Tunisie: Les filières universitaires nobles, un fonds de commerce juteux pour lancien régime
Par Imededdine Boulaâba
L’un des documents de Wikileaks, qui a fait le tour du monde et mis à nu les pratiques administratives odieuses de l’ancien pouvoir en Tunisie, a dénoncé et stigmatisé les ingérences répétées et flagrantes de l’entourage présidentiel dans la stratégie de la direction générale des affaires estudiantines (ministère de l’Enseignement supérieur et de la Recherche scientifique), liées à l’échéance de l’orientation universitaire, date fatidique pour les nouveaux bacheliers tunisiens et leurs familles. Pour se réaliser. Aller de l’avant. Entreprendre les études adéquates. Mettre le pied à l’étrier. Coller à l’ascenseur social. Renouveler le pacte républicain. Lié au droit. Au mérite. A l’effort. A l’abnégation. A l’honnêteté. Et à la vertu. Car rien ne devrait remplacer, dans une République digne, la consécration de la rigueur, de la discipline et de la persévérance.
Seulement voilà, le bras long des sbires de l’ancienne équipe au pouvoir, dont le noyau dur était l’un des conseillers le plus influent à la présidence et disposait, à ce titre, du monopole des affaires éducationnelles, n’a pas hésité, d’après des sources concordantes, à avilir les différents ministres liés à l’Education nationale et à l’Enseignement supérieur, en s’adressant directement à leurs plus proches collaborateurs, à s’immiscer dans le travail, par ailleurs très délicat, de la Direction générale des affaires estudiantines et à faire des filières nobles (Médecine, Pharmacie, HEC, ISG, Polytechnique, Etudes préparatoires, Médecine dentaire…) de l’orientation universitaire, un fonds de commerce juteux, un moyen de coercition constant, un levier pour tous les chantages, un système de fidélisation, de clientélisme et de subordination. Ce qui lui a permis, nous dit un ancien ministre, de constituer de véritables réseaux d’influence, de créer la dette auprès d’un grand nombre de familles tunisiennes aisées, avides de perpétuer la reconnaissance sociale à travers sa progéniture et de ratisser large dans un domaine vital, particulièrement sensible, où se joue l’avenir des futurs séniors du pays.
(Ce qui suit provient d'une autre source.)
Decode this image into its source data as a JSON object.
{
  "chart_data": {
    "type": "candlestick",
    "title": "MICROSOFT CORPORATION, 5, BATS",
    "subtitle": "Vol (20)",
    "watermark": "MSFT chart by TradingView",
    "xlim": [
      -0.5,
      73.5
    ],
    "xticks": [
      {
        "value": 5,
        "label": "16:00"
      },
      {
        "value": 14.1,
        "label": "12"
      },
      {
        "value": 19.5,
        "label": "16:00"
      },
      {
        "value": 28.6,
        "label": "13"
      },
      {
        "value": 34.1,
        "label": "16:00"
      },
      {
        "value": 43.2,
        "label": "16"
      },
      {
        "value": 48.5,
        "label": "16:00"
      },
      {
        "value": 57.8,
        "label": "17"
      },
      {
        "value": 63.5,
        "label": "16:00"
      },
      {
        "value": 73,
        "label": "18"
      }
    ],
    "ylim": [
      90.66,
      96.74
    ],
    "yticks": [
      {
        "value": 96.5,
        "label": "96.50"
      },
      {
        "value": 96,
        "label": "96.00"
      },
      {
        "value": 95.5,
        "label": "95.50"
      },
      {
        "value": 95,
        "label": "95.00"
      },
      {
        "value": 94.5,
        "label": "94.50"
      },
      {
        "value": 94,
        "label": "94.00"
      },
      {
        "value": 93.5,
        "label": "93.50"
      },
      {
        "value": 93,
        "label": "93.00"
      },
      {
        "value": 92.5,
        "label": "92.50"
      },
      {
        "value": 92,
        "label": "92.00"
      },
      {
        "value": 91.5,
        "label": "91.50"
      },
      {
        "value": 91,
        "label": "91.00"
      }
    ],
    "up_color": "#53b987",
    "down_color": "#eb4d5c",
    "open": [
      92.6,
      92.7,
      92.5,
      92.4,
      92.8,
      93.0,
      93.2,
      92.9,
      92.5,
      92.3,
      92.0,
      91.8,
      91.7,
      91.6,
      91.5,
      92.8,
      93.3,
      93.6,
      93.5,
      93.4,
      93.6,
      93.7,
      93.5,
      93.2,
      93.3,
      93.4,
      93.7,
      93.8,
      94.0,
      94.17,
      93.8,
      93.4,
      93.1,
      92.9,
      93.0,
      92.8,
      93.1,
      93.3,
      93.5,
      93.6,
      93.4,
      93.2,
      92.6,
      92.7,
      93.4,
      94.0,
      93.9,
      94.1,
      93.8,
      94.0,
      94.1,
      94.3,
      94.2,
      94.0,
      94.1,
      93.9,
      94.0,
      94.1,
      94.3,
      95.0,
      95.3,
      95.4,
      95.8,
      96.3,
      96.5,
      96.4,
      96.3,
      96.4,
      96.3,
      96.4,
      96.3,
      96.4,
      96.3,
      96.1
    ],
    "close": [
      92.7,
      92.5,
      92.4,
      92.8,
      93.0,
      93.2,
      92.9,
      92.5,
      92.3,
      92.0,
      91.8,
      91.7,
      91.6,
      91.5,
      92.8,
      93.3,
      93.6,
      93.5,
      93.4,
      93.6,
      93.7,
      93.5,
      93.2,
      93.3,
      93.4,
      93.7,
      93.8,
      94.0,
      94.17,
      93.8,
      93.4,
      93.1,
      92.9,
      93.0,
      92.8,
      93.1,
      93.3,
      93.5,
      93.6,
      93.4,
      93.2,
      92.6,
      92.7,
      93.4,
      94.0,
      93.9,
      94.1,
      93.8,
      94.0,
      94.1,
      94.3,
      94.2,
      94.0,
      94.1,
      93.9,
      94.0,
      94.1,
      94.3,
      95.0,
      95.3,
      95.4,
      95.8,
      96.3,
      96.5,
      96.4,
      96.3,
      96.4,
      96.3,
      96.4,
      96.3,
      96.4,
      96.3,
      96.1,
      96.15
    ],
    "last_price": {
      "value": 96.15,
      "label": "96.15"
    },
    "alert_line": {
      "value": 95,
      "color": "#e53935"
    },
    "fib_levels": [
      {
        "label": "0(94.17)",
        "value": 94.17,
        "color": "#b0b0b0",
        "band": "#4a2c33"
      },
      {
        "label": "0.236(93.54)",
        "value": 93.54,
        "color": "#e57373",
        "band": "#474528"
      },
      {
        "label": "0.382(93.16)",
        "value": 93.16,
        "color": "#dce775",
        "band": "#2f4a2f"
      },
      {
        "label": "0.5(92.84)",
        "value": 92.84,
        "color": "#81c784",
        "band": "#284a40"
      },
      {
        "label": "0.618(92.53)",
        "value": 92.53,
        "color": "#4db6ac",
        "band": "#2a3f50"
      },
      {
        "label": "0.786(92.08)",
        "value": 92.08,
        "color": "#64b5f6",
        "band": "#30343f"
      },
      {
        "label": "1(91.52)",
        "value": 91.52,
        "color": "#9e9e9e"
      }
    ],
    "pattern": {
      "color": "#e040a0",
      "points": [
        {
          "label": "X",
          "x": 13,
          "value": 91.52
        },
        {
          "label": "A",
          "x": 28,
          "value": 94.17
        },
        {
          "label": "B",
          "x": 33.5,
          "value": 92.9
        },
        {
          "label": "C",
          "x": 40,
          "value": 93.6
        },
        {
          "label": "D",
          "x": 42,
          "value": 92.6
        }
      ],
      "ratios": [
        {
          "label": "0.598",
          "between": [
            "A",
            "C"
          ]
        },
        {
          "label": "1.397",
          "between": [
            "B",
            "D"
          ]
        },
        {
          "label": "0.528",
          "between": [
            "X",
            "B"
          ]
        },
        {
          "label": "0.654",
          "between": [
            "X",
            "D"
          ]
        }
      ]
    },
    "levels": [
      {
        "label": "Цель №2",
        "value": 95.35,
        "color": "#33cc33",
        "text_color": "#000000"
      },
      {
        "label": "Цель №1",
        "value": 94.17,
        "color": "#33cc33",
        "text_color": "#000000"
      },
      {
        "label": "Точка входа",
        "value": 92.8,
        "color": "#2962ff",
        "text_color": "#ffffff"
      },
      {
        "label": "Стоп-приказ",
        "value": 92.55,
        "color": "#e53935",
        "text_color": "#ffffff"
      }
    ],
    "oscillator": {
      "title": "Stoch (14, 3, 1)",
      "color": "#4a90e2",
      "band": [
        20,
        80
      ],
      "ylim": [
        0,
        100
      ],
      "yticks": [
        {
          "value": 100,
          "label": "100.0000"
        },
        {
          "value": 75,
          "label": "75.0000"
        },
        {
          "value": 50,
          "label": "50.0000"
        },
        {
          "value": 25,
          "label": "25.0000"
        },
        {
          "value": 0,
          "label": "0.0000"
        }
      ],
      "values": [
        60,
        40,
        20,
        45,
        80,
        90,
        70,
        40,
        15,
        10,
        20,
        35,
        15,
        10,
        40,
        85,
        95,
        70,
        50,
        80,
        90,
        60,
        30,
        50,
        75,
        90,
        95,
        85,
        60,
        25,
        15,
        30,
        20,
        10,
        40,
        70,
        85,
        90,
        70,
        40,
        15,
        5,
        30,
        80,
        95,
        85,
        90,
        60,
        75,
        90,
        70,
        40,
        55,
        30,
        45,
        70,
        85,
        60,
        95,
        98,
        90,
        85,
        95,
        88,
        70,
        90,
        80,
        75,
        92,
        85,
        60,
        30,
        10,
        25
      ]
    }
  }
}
Au fait, depuis deux décennies, nous dit-on, tous les enfants des différentes équipes gouvernementales jouissaient, selon un accord tacite en haut lieu, d’une bourse d’Etat à l’étranger, sur le dos du contribuable tunisien. Beaucoup de ces fils à papa n’ont pas eu à jouer des coudes dans les couloirs des administrations, à se battre pour se frayer un chemin dans les méandres des offices universitaires, à sentir la sueur du bon peuple estudiantin dans les resto des différents campus et à ruminer devant les stations du transport public.
Il s’agit finalement d’enfants, nés avec une cuillère d’or dans la bouche, assistés, depuis l’enfance, grâce à la rente parentale, qui ont pu bénéficier, avec des scores modestes au baccalauréat, de la voie parallèle de la réorientation universitaire. Afin de satisfaire l’égo des parents. De perpétuer le prestige familial (un enfant de médecin doit devenir médecin à son tour). De renforcer la cohésion des groupes sociaux hégémoniques.
Souvent, les enfants du peuple, déclarent certains témoins de ces dérives, n’arrivent pas à obtenir la filière rêvée à cause de quelques centièmes de moins du score requis. Ce qui a laissé à de larges pans de la jeunesse estudiantine tunisienne un arrière-goût d’amertume, de regret, d’injustice et de tristesse tout au long du parcours universitaire.
In fine, l’Etat, pour paraphraser le Général De Gaulle, existe, à condition d’être fort, cohérent, efficace, impartial, respectable et donc respecté, obéi, parce que probe et droit.
Puisse le nouvel ordre tunisien, issu de la révolution du 14 janvier, remettre les pendules à l’heure, retisser les liens sociaux, mis à mal pendant longtemps et replacer la notion du mérite au cœur du nouveau pacte républicain en gestation.